The bridge removal sent a cry of agony through the former slaves, Roberts said, and many tried to swim across the creek to continue their pursuit of the Union troops.

Roberts read the remarks of a Union soldier who saw the calamity unfold.

“There were many ignorant, simple souls to whom it was literally preferable to die free rather than to live as slaves. As for the men, women, children and elderly who did not reach the other side of the bank, they were gathered up by (Gen. Joseph) Wheeler’s Cavalry and returned to slavery.”

Roberts said, according to Delaney’s historical account, Davis’ decision to remove the bridge had Sherman’s approval.

“The Ebenzer Creek Calamity — that’s what I call it — was the saddest moment in Sherman’s ‘March to the Sea.’ Those 600 slaves trusted Sherman’s army.
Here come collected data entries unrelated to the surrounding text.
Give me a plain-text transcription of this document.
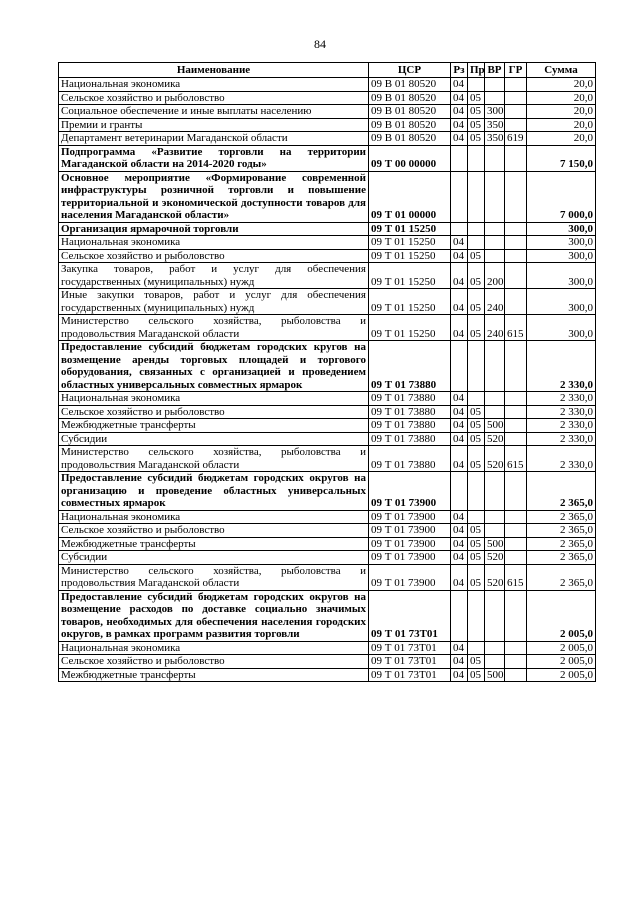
84
Наименование	ЦСР	Рз	Пр	ВР	ГР	Сумма
Национальная экономика	09 В 01 80520	04				20,0
Сельское хозяйство и рыболовство	09 В 01 80520	04	05			20,0
Социальное обеспечение и иные выплаты населению	09 В 01 80520	04	05	300		20,0
Премии и гранты	09 В 01 80520	04	05	350		20,0
Департамент ветеринарии Магаданской области	09 В 01 80520	04	05	350	619	20,0
Подпрограмма «Развитие торговли на территории Магаданской области на 2014-2020 годы»	09 Т 00 00000					7 150,0
Основное мероприятие «Формирование современной инфраструктуры розничной торговли и повышение территориальной и экономической доступности товаров для населения Магаданской области»	09 Т 01 00000					7 000,0
Организация ярмарочной торговли	09 Т 01 15250					300,0
Национальная экономика	09 Т 01 15250	04				300,0
Сельское хозяйство и рыболовство	09 Т 01 15250	04	05			300,0
Закупка товаров, работ и услуг для обеспечения государственных (муниципальных) нужд	09 Т 01 15250	04	05	200		300,0
Иные закупки товаров, работ и услуг для обеспечения государственных (муниципальных) нужд	09 Т 01 15250	04	05	240		300,0
Министерство сельского хозяйства, рыболовства и продовольствия Магаданской области	09 Т 01 15250	04	05	240	615	300,0
Предоставление субсидий бюджетам городских кругов на возмещение аренды торговых площадей и торгового оборудования, связанных с организацией и проведением областных универсальных совместных ярмарок	09 Т 01 73880					2 330,0
Национальная экономика	09 Т 01 73880	04				2 330,0
Сельское хозяйство и рыболовство	09 Т 01 73880	04	05			2 330,0
Межбюджетные трансферты	09 Т 01 73880	04	05	500		2 330,0
Субсидии	09 Т 01 73880	04	05	520		2 330,0
Министерство сельского хозяйства, рыболовства и продовольствия Магаданской области	09 Т 01 73880	04	05	520	615	2 330,0
Предоставление субсидий бюджетам городских округов на организацию и проведение областных универсальных совместных ярмарок	09 Т 01 73900					2 365,0
Национальная экономика	09 Т 01 73900	04				2 365,0
Сельское хозяйство и рыболовство	09 Т 01 73900	04	05			2 365,0
Межбюджетные трансферты	09 Т 01 73900	04	05	500		2 365,0
Субсидии	09 Т 01 73900	04	05	520		2 365,0
Министерство сельского хозяйства, рыболовства и продовольствия Магаданской области	09 Т 01 73900	04	05	520	615	2 365,0
Предоставление субсидий бюджетам городских округов на возмещение расходов по доставке социально значимых товаров, необходимых для обеспечения населения городских округов, в рамках программ развития торговли	09 Т 01 73Т01					2 005,0
Национальная экономика	09 Т 01 73Т01	04				2 005,0
Сельское хозяйство и рыболовство	09 Т 01 73Т01	04	05			2 005,0
Межбюджетные трансферты	09 Т 01 73Т01	04	05	500		2 005,0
They saw Sherman’s army as their ticket to freedom and they were horribly double-crossed,” he said. “The fact of the matter is that Sherman did not want to be impeded by those free slaves and Jefferson C. Davis made sure that he was not impeded by those free slaves.

“From Sherman’s standpoint, there really was no big deal about the Ebenezer Creek Calamity because he said, and I quote, ‘Jefferson C. Davis has acted honorably. He was strictly a soldier and doubtless hated to have his wagons and columns encumbered by these fallen Negroes for whom we all felt sympathy.’”

Roberts said Sherman’s primary concern was to get his troops to Savannah before their food ran out.

The fallen will be remembered at a Feb. 22 wreath-laying ceremony at the cemetery new near New Ebenezer Retreat Center. The fourth annual event will start at 2 p.m.

“I wish you could have seen this place before compared to what it is now,” Lloyd said. “We moved out large stumps and picked up a lot of debris. We still have more to do but we will finish it in the next couple months.”

Lloyd envisions a park-like setting at the site eventually. Donations are being accepted for a center monument, benches and a gate.

“I’m excited about the amount of work that we’ve done and the people who have come out to help,” he said. 

With the aid of some NAACP members, the Master Gardeners intend to add native plants, flowering trees and shrubs. They also plan to keep it free of overgrowth.

The addition of a monument, benches and gate will need approval of church trustees, who have have been very supportive of Lloyd’s efforts to this point.

“The church has been cooperative and we appreciate them for that,” Lloyd said.